Sekarang rupanya, mau diulangi lagi oleh pemerintah yang berkuasa. Tetapi dengan selera tafsir Soekarno terhadap Pancasila. Di situ ada perspektif pemerasan teks dan makna terhadap Pancasila dengan apa yang dinamakan trisila dan ekasila. Persoalan ini jelas sebenarnya dimotivasi oleh kepentingan mengamankan kekuasaan dan hegemoni.
Dahulu di zaman Khilafah Abbasiyah, terjadi pula perkara serupa ini. Golongan muktazilah yang memiliki doktrin kalam yang berbeda dengan ahlussunah, mempengaruhi Khalifah Makmun. Kemudian disingkirkanlah pengaruh paham ahlussunah terhadap masyarakat Islam dan juga terhadap kenegaraan. Salah satu korbannya adalah seorang ulama bernama Ibnu Hambal. Beliau adalah pendiri madzhab hambali dalam fikih. Dia ditahan karena menolak penetrasi pengaruh muktazilah terhadap kekuasaan keagamaan.

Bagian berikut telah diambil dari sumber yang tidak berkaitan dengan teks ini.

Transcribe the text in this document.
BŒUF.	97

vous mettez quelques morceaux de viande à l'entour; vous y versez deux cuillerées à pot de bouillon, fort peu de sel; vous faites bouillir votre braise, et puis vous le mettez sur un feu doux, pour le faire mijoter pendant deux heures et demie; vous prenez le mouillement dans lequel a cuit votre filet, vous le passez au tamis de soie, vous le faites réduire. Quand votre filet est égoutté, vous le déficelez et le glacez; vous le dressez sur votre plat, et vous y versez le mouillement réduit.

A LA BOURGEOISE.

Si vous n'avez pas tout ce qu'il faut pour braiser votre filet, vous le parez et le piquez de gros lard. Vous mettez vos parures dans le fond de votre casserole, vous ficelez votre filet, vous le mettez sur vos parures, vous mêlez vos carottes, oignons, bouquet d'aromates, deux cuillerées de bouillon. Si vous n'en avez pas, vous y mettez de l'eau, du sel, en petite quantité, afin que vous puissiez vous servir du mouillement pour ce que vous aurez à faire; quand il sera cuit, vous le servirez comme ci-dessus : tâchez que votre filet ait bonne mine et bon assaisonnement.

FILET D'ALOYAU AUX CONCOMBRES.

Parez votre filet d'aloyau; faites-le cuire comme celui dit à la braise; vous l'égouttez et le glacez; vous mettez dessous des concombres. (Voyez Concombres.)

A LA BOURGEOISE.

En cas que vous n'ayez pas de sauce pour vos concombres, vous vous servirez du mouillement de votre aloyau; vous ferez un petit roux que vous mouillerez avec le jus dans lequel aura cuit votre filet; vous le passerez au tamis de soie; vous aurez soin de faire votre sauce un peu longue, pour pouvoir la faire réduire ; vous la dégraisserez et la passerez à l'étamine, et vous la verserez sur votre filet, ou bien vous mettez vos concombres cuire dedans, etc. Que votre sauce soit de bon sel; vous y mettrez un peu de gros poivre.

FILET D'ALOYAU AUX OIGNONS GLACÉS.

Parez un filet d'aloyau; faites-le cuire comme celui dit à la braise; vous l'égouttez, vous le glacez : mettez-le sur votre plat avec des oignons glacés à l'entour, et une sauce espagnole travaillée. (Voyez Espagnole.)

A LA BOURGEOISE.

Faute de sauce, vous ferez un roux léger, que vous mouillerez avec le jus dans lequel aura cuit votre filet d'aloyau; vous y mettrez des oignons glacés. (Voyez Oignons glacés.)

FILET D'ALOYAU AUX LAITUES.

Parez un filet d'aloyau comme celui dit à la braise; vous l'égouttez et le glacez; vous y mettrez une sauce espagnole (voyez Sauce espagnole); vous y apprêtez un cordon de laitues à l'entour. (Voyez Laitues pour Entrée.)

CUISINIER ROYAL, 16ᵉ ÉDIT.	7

Dari gambaran di atas itu, harusnya kita dapat mengambil iktibar, bahwa menggeser suatu teks yang berkedudukan dasar dan bersifat terbuka menjadi teks tertutup dan resmi yang hanya boleh ditafsirkan oleh negara atau penguasa, maka akan banyak pihak yang terugikan di satu sisi, dan yang berhak menafsirkan menjadi diuntungkan.
Hizbut Tahrir yang berusaha menafsirkan sistem kekuasaan Islam secara resmi dan tertutup berupa doktrin khilafah, jika hal itu terjadi, maka akan banyak pihak yang dirugikan di satu sisi, dan yang berkuasa akan diuntungkan. Sebab yang berkuasa akan menjadi penentu tafsir yang benar terhadap hukum Islam.
Jika RUU HIP ini ditolak karena dapat mengakibatkan kerugian di pihak tertentu, maka demikian juga jika teks lain jika dilakukan hal yang sama, akan merugikan pihak lain.